Jerry Brown Sex Scandal Meets eMeg’s Pixel Dust

Saturday, July 3rd, 2010

This just in – 34 years after the fact.

Former White House Press Secretary and  Calbuzz old friend Mike McCurry on Thursday revealed that his first job in politics was working for Jerry Brown’s 1976 stop-Jimmy Carter campaign for president in New Jersey, where Mike had just graduated from Princeton.

McCurry shared some juicy dish from those long-ago days, as he held forth at Brews & Views, the micro-public affairs forum that Lenny Mendoca of McKinsey and Co. organizes at his Half Moon Bay Brewing Co.

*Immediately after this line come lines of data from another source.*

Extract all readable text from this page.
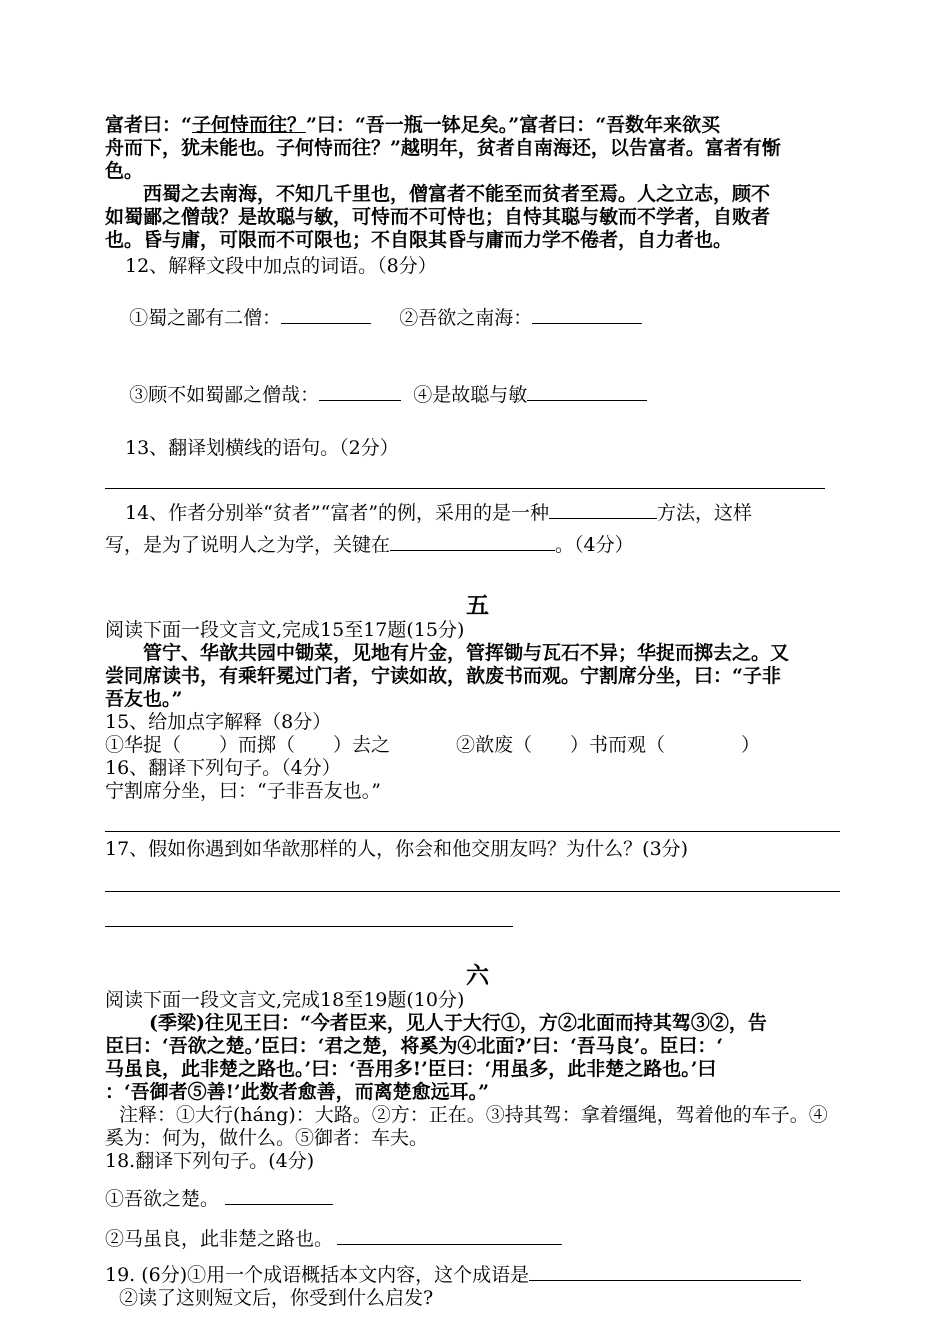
富者曰：“子何恃而往？”曰：“吾一瓶一钵足矣。”富者曰：“吾数年来欲买

舟而下，犹未能也。子何恃而往？”越明年，贫者自南海还，以告富者。富者有惭

色。

西蜀之去南海，不知几千里也，僧富者不能至而贫者至焉。人之立志，顾不

如蜀鄙之僧哉？是故聪与敏，可恃而不可恃也；自恃其聪与敏而不学者，自败者

也。昏与庸，可限而不可限也；不自限其昏与庸而力学不倦者，自力者也。

12、解释文段中加点的词语。（8分）

①蜀之鄙有二僧：	②吾欲之南海：

③顾不如蜀鄙之僧哉：	④是故聪与敏

13、翻译划横线的语句。（2分）

14、作者分别举“贫者”“富者”的例，采用的是一种	方法，这样

写，是为了说明人之为学，关键在	。（4分）

五

阅读下面一段文言文,完成15至17题(15分)

管宁、华歆共园中锄菜，见地有片金，管挥锄与瓦石不异；华捉而掷去之。又

尝同席读书，有乘轩冕过门者，宁读如故，歆废书而观。宁割席分坐，曰：“子非

吾友也。”

15、给加点字解释（8分）

①华捉（　　）而掷（　　）去之	②歆废（　　）书而观（　　　　）

16、翻译下列句子。（4分）

宁割席分坐，曰：“子非吾友也。”

17、假如你遇到如华歆那样的人，你会和他交朋友吗？为什么？(3分)

六

阅读下面一段文言文,完成18至19题(10分)

(季梁)往见王曰：“今者臣来，见人于大行①，方②北面而持其驾③②，告

臣曰：‘吾欲之楚。’臣曰：‘君之楚，将奚为④北面?’曰：‘吾马良’。臣曰：‘

马虽良，此非楚之路也。’曰：‘吾用多!’臣曰：‘用虽多，此非楚之路也。’曰

：‘吾御者⑤善!’此数者愈善，而离楚愈远耳。”

注释：①大行(háng)：大路。②方：正在。③持其驾：拿着缰绳，驾着他的车子。④

奚为：何为，做什么。⑤御者：车夫。

18.翻译下列句子。(4分)

①吾欲之楚。

②马虽良，此非楚之路也。

19. (6分)①用一个成语概括本文内容，这个成语是

②读了这则短文后，你受到什么启发?
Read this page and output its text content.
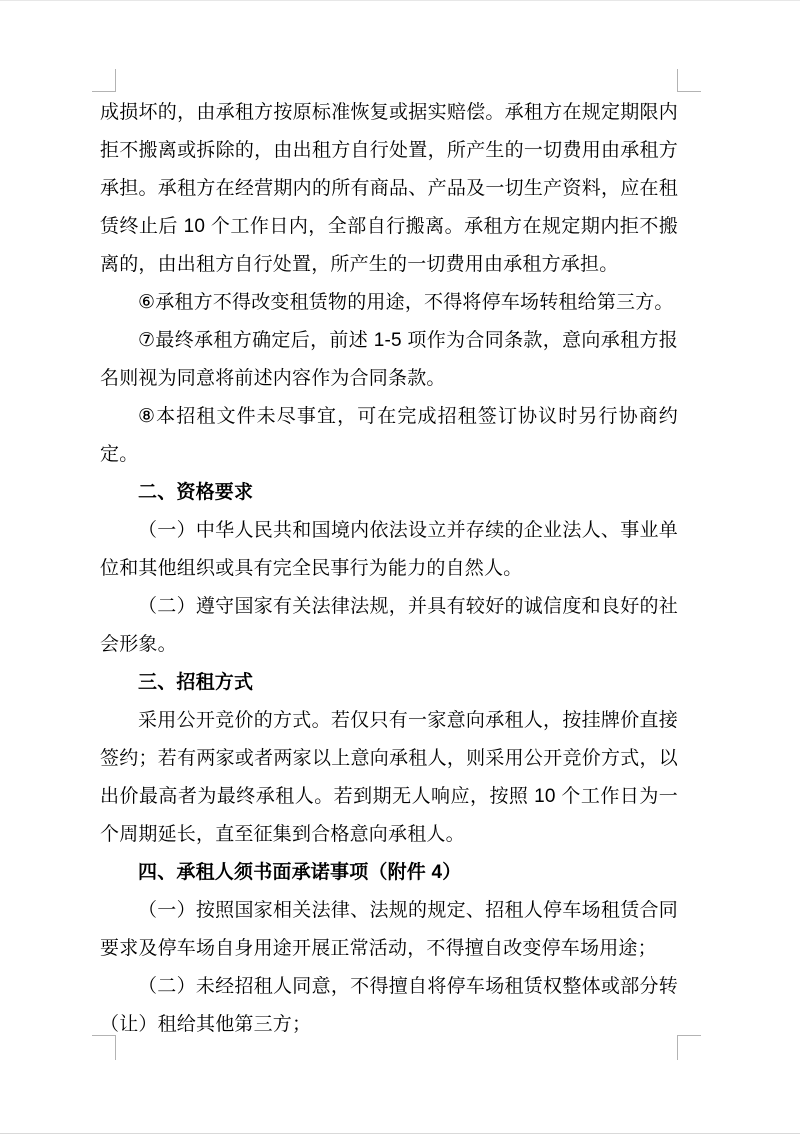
成损坏的，由承租方按原标准恢复或据实赔偿。承租方在规定期限内拒不搬离或拆除的，由出租方自行处置，所产生的一切费用由承租方承担。承租方在经营期内的所有商品、产品及一切生产资料，应在租赁终止后 10 个工作日内，全部自行搬离。承租方在规定期内拒不搬离的，由出租方自行处置，所产生的一切费用由承租方承担。

⑥承租方不得改变租赁物的用途，不得将停车场转租给第三方。

⑦最终承租方确定后，前述 1-5 项作为合同条款，意向承租方报名则视为同意将前述内容作为合同条款。

⑧本招租文件未尽事宜，可在完成招租签订协议时另行协商约定。

二、资格要求

（一）中华人民共和国境内依法设立并存续的企业法人、事业单位和其他组织或具有完全民事行为能力的自然人。

（二）遵守国家有关法律法规，并具有较好的诚信度和良好的社会形象。

三、招租方式

采用公开竞价的方式。若仅只有一家意向承租人，按挂牌价直接签约；若有两家或者两家以上意向承租人，则采用公开竞价方式，以出价最高者为最终承租人。若到期无人响应，按照 10 个工作日为一个周期延长，直至征集到合格意向承租人。

四、承租人须书面承诺事项（附件 4）

（一）按照国家相关法律、法规的规定、招租人停车场租赁合同要求及停车场自身用途开展正常活动，不得擅自改变停车场用途；

（二）未经招租人同意，不得擅自将停车场租赁权整体或部分转（让）租给其他第三方；
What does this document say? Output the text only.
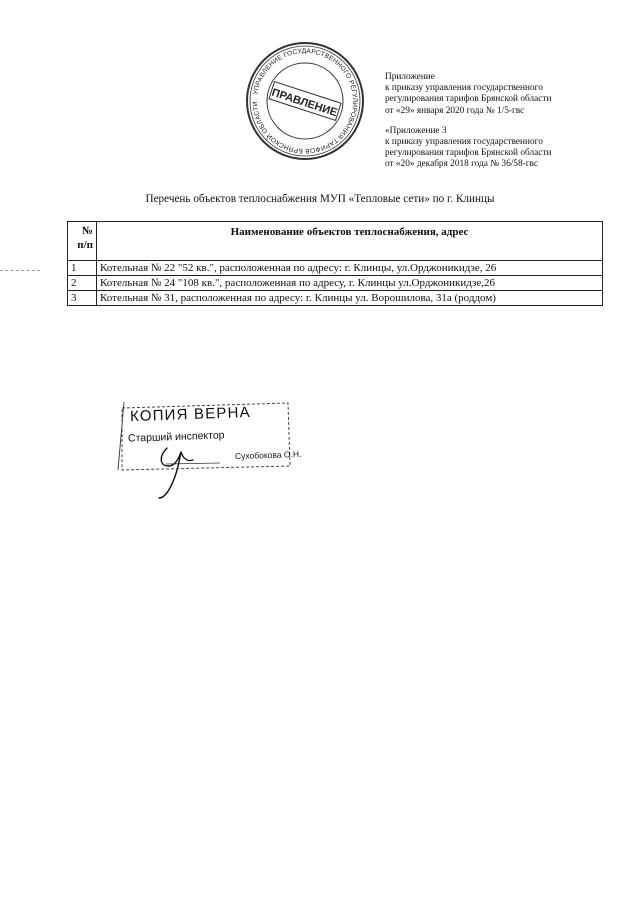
УПРАВЛЕНИЕ ГОСУДАРСТВЕННОГО РЕГУЛИРОВАНИЯ ТАРИФОВ БРЯНСКОЙ ОБЛАСТИ ПРАВЛЕНИЕ
Приложение
к приказу управления государственного
регулирования тарифов Брянской области
от «29» января 2020 года № 1/5-гвс
«Приложение 3
к приказу управления государственного
регулирования тарифов Брянской области
от «20» декабря 2018 года № 36/58-гвс
Перечень объектов теплоснабжения МУП «Тепловые сети» по г. Клинцы
№
п/п	Наименование объектов теплоснабжения, адрес
1	Котельная № 22 "52 кв.", расположенная по адресу: г. Клинцы, ул.Орджоникидзе, 26
2	Котельная № 24 "108 кв.", расположенная по адресу, г. Клинцы ул.Орджоникидзе,26
3	Котельная № 31, расположенная по адресу: г. Клинцы ул. Ворошилова, 31а (роддом)
КОПИЯ ВЕРНА
Старший инспектор
Сухобокова О.Н.
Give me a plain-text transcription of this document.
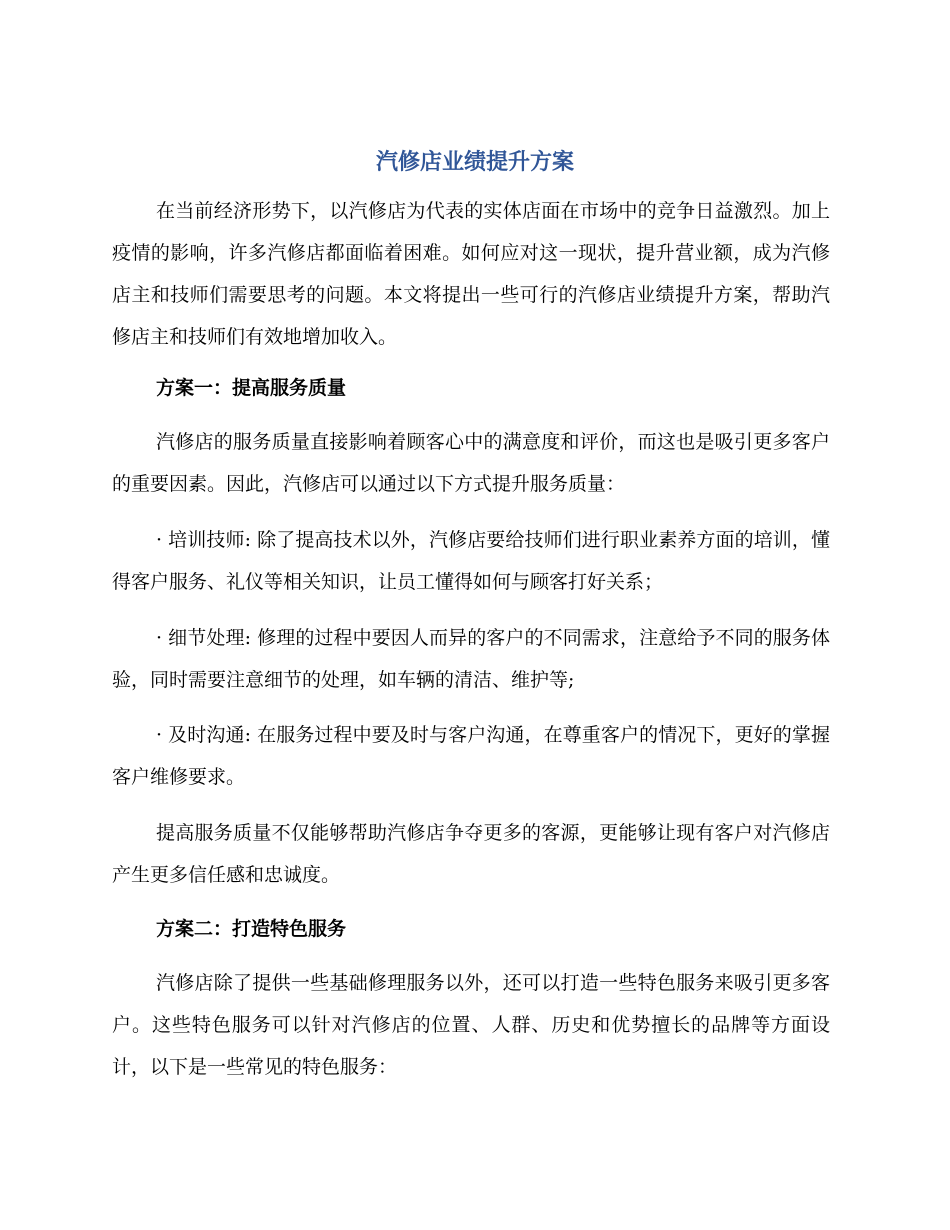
汽修店业绩提升方案

在当前经济形势下，以汽修店为代表的实体店面在市场中的竞争日益激烈。加上疫情的影响，许多汽修店都面临着困难。如何应对这一现状，提升营业额，成为汽修店主和技师们需要思考的问题。本文将提出一些可行的汽修店业绩提升方案，帮助汽修店主和技师们有效地增加收入。

方案一：提高服务质量

汽修店的服务质量直接影响着顾客心中的满意度和评价，而这也是吸引更多客户的重要因素。因此，汽修店可以通过以下方式提升服务质量：

· 培训技师: 除了提高技术以外，汽修店要给技师们进行职业素养方面的培训，懂得客户服务、礼仪等相关知识，让员工懂得如何与顾客打好关系；

· 细节处理: 修理的过程中要因人而异的客户的不同需求，注意给予不同的服务体验，同时需要注意细节的处理，如车辆的清洁、维护等;

· 及时沟通: 在服务过程中要及时与客户沟通，在尊重客户的情况下，更好的掌握客户维修要求。

提高服务质量不仅能够帮助汽修店争夺更多的客源，更能够让现有客户对汽修店产生更多信任感和忠诚度。

方案二：打造特色服务

汽修店除了提供一些基础修理服务以外，还可以打造一些特色服务来吸引更多客户。这些特色服务可以针对汽修店的位置、人群、历史和优势擅长的品牌等方面设计，以下是一些常见的特色服务：
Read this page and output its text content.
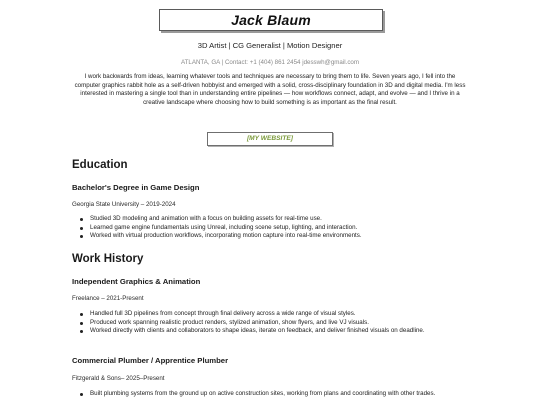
Jack Blaum
3D Artist | CG Generalist | Motion Designer
ATLANTA, GA | Contact: +1 (404) 861 2454 jdesswh@gmail.com
I work backwards from ideas, learning whatever tools and techniques are necessary to bring them to life. Seven years ago, I fell into the computer graphics rabbit hole as a self-driven hobbyist and emerged with a solid, cross-disciplinary foundation in 3D and digital media. I'm less interested in mastering a single tool than in understanding entire pipelines — how workflows connect, adapt, and evolve — and I thrive in a creative landscape where choosing how to build something is as important as the final result.
[MY WEBSITE]
Education
Bachelor's Degree in Game Design
Georgia State University – 2019-2024
Studied 3D modeling and animation with a focus on building assets for real-time use.
Learned game engine fundamentals using Unreal, including scene setup, lighting, and interaction.
Worked with virtual production workflows, incorporating motion capture into real-time environments.
Work History
Independent Graphics & Animation
Freelance – 2021-Present
Handled full 3D pipelines from concept through final delivery across a wide range of visual styles.
Produced work spanning realistic product renders, stylized animation, show flyers, and live VJ visuals.
Worked directly with clients and collaborators to shape ideas, iterate on feedback, and deliver finished visuals on deadline.
Commercial Plumber / Apprentice Plumber
Fitzgerald & Sons– 2025–Present
Built plumbing systems from the ground up on active construction sites, working from plans and coordinating with other trades.
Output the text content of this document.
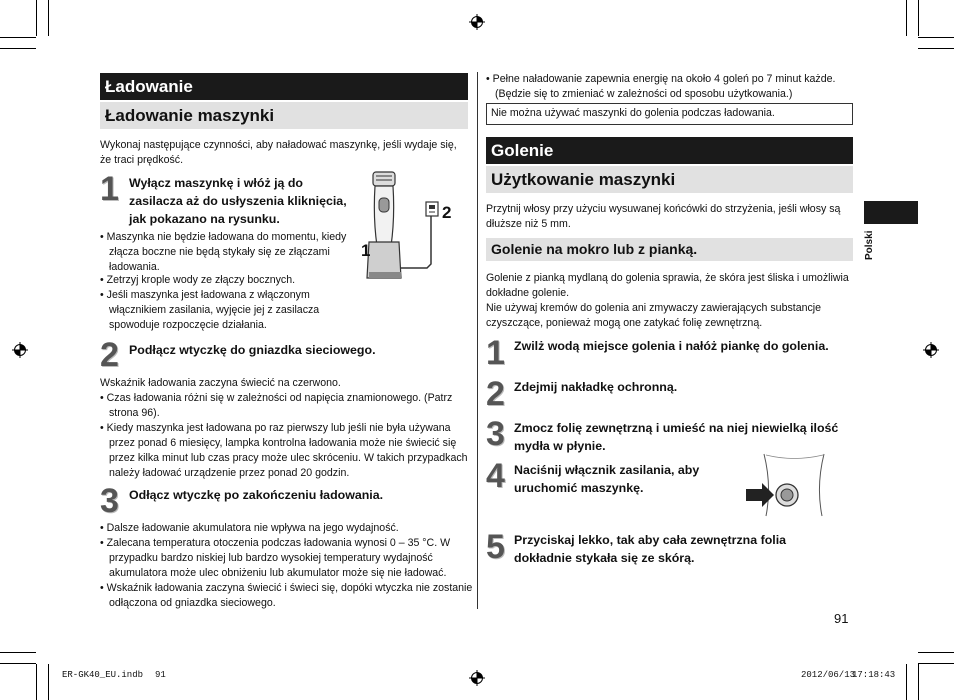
Ładowanie
Ładowanie maszynki

Wykonaj następujące czynności, aby naładować maszynkę, jeśli wydaje się, że traci prędkość.

1 Wyłącz maszynkę i włóż ją do zasilacza aż do usłyszenia kliknięcia, jak pokazano na rysunku.

• Maszynka nie będzie ładowana do momentu, kiedy złącza boczne nie będą stykały się ze złączami ładowania.
• Zetrzyj krople wody ze złączy bocznych.
• Jeśli maszynka jest ładowana z włączonym włącznikiem zasilania, wyjęcie jej z zasilacza spowoduje rozpoczęcie działania.
2
1
2 Podłącz wtyczkę do gniazdka sieciowego.

Wskaźnik ładowania zaczyna świecić na czerwono.

• Czas ładowania różni się w zależności od napięcia znamionowego. (Patrz strona 96).
• Kiedy maszynka jest ładowana po raz pierwszy lub jeśli nie była używana przez ponad 6 miesięcy, lampka kontrolna ładowania może nie świecić się przez kilka minut lub czas pracy może ulec skróceniu. W takich przypadkach należy ładować urządzenie przez ponad 20 godzin.
3 Odłącz wtyczkę po zakończeniu ładowania.

• Dalsze ładowanie akumulatora nie wpływa na jego wydajność.
• Zalecana temperatura otoczenia podczas ładowania wynosi 0 – 35 °C. W przypadku bardzo niskiej lub bardzo wysokiej temperatury wydajność akumulatora może ulec obniżeniu lub akumulator może się nie ładować.
• Wskaźnik ładowania zaczyna świecić i świeci się, dopóki wtyczka nie zostanie odłączona od gniazdka sieciowego.

• Pełne naładowanie zapewnia energię na około 4 goleń po 7 minut każde. (Będzie się to zmieniać w zależności od sposobu użytkowania.)

Nie można używać maszynki do golenia podczas ładowania.
Golenie
Użytkowanie maszynki

Przytnij włosy przy użyciu wysuwanej końcówki do strzyżenia, jeśli włosy są dłuższe niż 5 mm.

Golenie na mokro lub z pianką.

Golenie z pianką mydlaną do golenia sprawia, że skóra jest śliska i umożliwia dokładne golenie.

Nie używaj kremów do golenia ani zmywaczy zawierających substancje czyszczące, ponieważ mogą one zatykać folię zewnętrzną.

1 Zwilż wodą miejsce golenia i nałóż piankę do golenia.

2 Zdejmij nakładkę ochronną.

3 Zmocz folię zewnętrzną i umieść na niej niewielką ilość mydła w płynie.

4 Naciśnij włącznik zasilania, aby uruchomić maszynkę.

5 Przyciskaj lekko, tak aby cała zewnętrzna folia dokładnie stykała się ze skórą.

Polski
91
ER-GK40_EU.indb 91	2012/06/13
17:18:43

It was kind of a homecoming for McCurry, who used to fish off the Pillar Point Pier in nearby Princeton-by-the Sea when he was a San Carlos teenager at the late Ravenswood High School. Sipping a  Mavericks and answering questions, he noted that his first political gig included picking up Brown one morning at his hotel, where there was a bit of a stir because the bachelor California governor had had a sleep-over visitor in his room: Linda Ronstadt.

How synchronous that Jerry’s young driver would one day go on to serve as press secretary for Bill Clinton, against whom Brown would also run in 1992, and with whom Krusty famously nearly came to blows during a presidential debate.

My page views are bigger than your page views: Must read of the week is Ken McLaughlin’s take out on Meg Whitman’s extensive use of new technology tools, the best piece we’ve read detailing the scope and specifics of how Team eMeg is adapting them for campaign purposes.

Most intriguing to us is their practice of live streaming video from Brown’s campaign events back to their headquarters, which enables them to respond in real time to his every flip, flop and foible; coincidentally, Ken’s piece ran the same day we reported on Krusty’s caterwauling about being constantly recorded by the Empire of Meg, a wheeze that underscores the considerable distance between the communications capabilities of the Democrat and Republican candidates.

The former eBay CEO’s carpet-bombing of the airwaves generated the most political buzz during her $80 million march to victory over Steve Poizner in the GOP primary. But behind the scenes, her campaign served as a laboratory for new technology that will be unleashed against her Democratic rival, Jerry Brown, in the months leading up to the Nov. 2 election.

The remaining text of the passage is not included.